Teslime Gülsen NURDOĞAN
Mehmed Zahid Kotku'nun Köyü İzvat
Merdivenlerden çıkarken hala İzvat'tan bahsettiğimi farkettim. İzvat Bursa'da bir köydü. Rahmetullahi aleyh Mehmed Zahid Kotku'nun imamlık yaptığı köyüydü. Bursa'ya gelip de İzvat'ı görmeden gitmek olmayacaktı. Yarın da İzvat'a gideriz artık diye ortaya bir laf attım. Gizem
-Teslime abla köye mi gidicez dedi.
Fatma hanım:
-Yok canım köye nasıl gidelim dedi. Köy yakın olmaz ki!
-Belki de yakındır ne malum?

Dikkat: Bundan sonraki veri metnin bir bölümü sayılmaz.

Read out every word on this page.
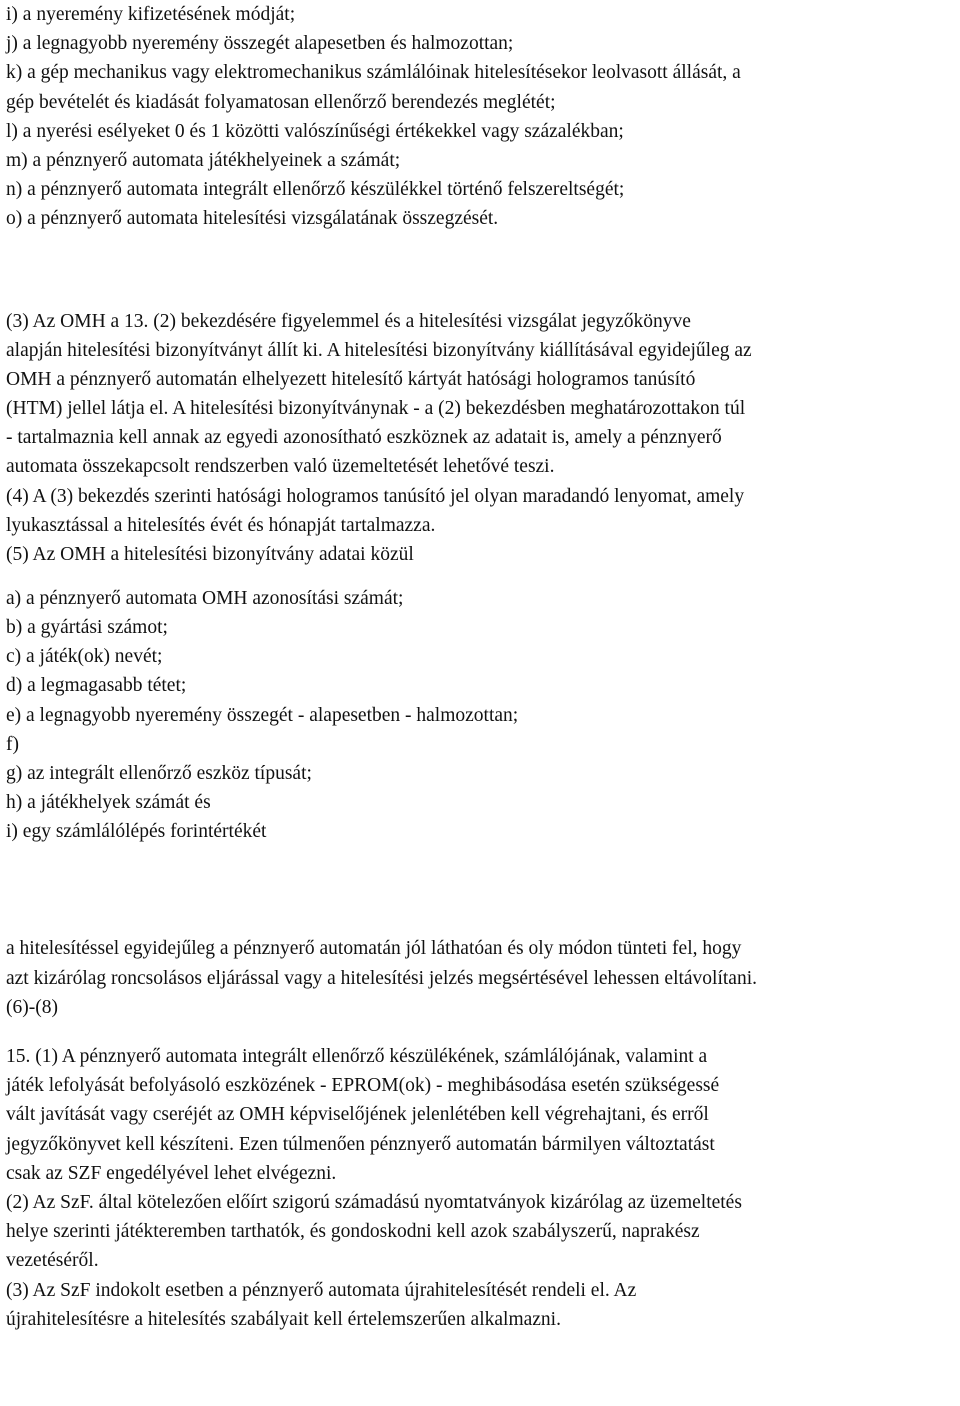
i) a nyeremény kifizetésének módját;
j) a legnagyobb nyeremény összegét alapesetben és halmozottan;
k) a gép mechanikus vagy elektromechanikus számlálóinak hitelesítésekor leolvasott állását, a
gép bevételét és kiadását folyamatosan ellenőrző berendezés meglétét;
l) a nyerési esélyeket 0 és 1 közötti valószínűségi értékekkel vagy százalékban;
m) a pénznyerő automata játékhelyeinek a számát;
n) a pénznyerő automata integrált ellenőrző készülékkel történő felszereltségét;
o) a pénznyerő automata hitelesítési vizsgálatának összegzését.
(3) Az OMH a 13. (2) bekezdésére figyelemmel és a hitelesítési vizsgálat jegyzőkönyve
alapján hitelesítési bizonyítványt állít ki. A hitelesítési bizonyítvány kiállításával egyidejűleg az
OMH a pénznyerő automatán elhelyezett hitelesítő kártyát hatósági hologramos tanúsító
(HTM) jellel látja el. A hitelesítési bizonyítványnak - a (2) bekezdésben meghatározottakon túl
- tartalmaznia kell annak az egyedi azonosítható eszköznek az adatait is, amely a pénznyerő
automata összekapcsolt rendszerben való üzemeltetését lehetővé teszi.
(4) A (3) bekezdés szerinti hatósági hologramos tanúsító jel olyan maradandó lenyomat, amely
lyukasztással a hitelesítés évét és hónapját tartalmazza.
(5) Az OMH a hitelesítési bizonyítvány adatai közül
a) a pénznyerő automata OMH azonosítási számát;
b) a gyártási számot;
c) a játék(ok) nevét;
d) a legmagasabb tétet;
e) a legnagyobb nyeremény összegét - alapesetben - halmozottan;
f)
g) az integrált ellenőrző eszköz típusát;
h) a játékhelyek számát és
i) egy számlálólépés forintértékét
a hitelesítéssel egyidejűleg a pénznyerő automatán jól láthatóan és oly módon tünteti fel, hogy
azt kizárólag roncsolásos eljárással vagy a hitelesítési jelzés megsértésével lehessen eltávolítani.
(6)-(8)
15. (1) A pénznyerő automata integrált ellenőrző készülékének, számlálójának, valamint a
játék lefolyását befolyásoló eszközének - EPROM(ok) - meghibásodása esetén szükségessé
vált javítását vagy cseréjét az OMH képviselőjének jelenlétében kell végrehajtani, és erről
jegyzőkönyvet kell készíteni. Ezen túlmenően pénznyerő automatán bármilyen változtatást
csak az SZF engedélyével lehet elvégezni.
(2) Az SzF. által kötelezően előírt szigorú számadású nyomtatványok kizárólag az üzemeltetés
helye szerinti játékteremben tarthatók, és gondoskodni kell azok szabályszerű, naprakész
vezetéséről.
(3) Az SzF indokolt esetben a pénznyerő automata újrahitelesítését rendeli el. Az
újrahitelesítésre a hitelesítés szabályait kell értelemszerűen alkalmazni.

Merkeze bağlı bir köymüş İzvat, belki on onbeş dakikadır.
Fatma hanım güldü:
-Onbeş dakikalık köy olmaz!
Gizem gidecek miyiz anlamında:
-Teslime ablaa?.. dedi.
Köyün çok yakın olduğunu ve gideceğimizi hissediyordum. Bu hissiyatımı espriye dönüştürülerek:
-Yarın on onbeş dakika köy havası alıp geliriz dedim. Gizem gülmekten yıkılıyordu.
Eve girip geçmemiş olan akşam namazımızı eda ettik. Telefonumu alıp İzvat'ı araştırmaya başladım.
İzvat'ın adı 1960'larda Çukurca olarak değiştirilmiş ve köy olmaktan çıkarılıp mahalle haline getirilmiş. Çeltik ve Soğanlı arasındaymış. Bütün bunları Fatma hanıma söyleyince:
-Aaa! dedi. Çok yakın Çukurca buraya. On onbeş dakika ancak!.. Gizem kahkahayla gülmeye başladı ve:
-Teslime ablanın dediği gerçek oldu dedi. Yarın artık bir köy havası alıp geliriz!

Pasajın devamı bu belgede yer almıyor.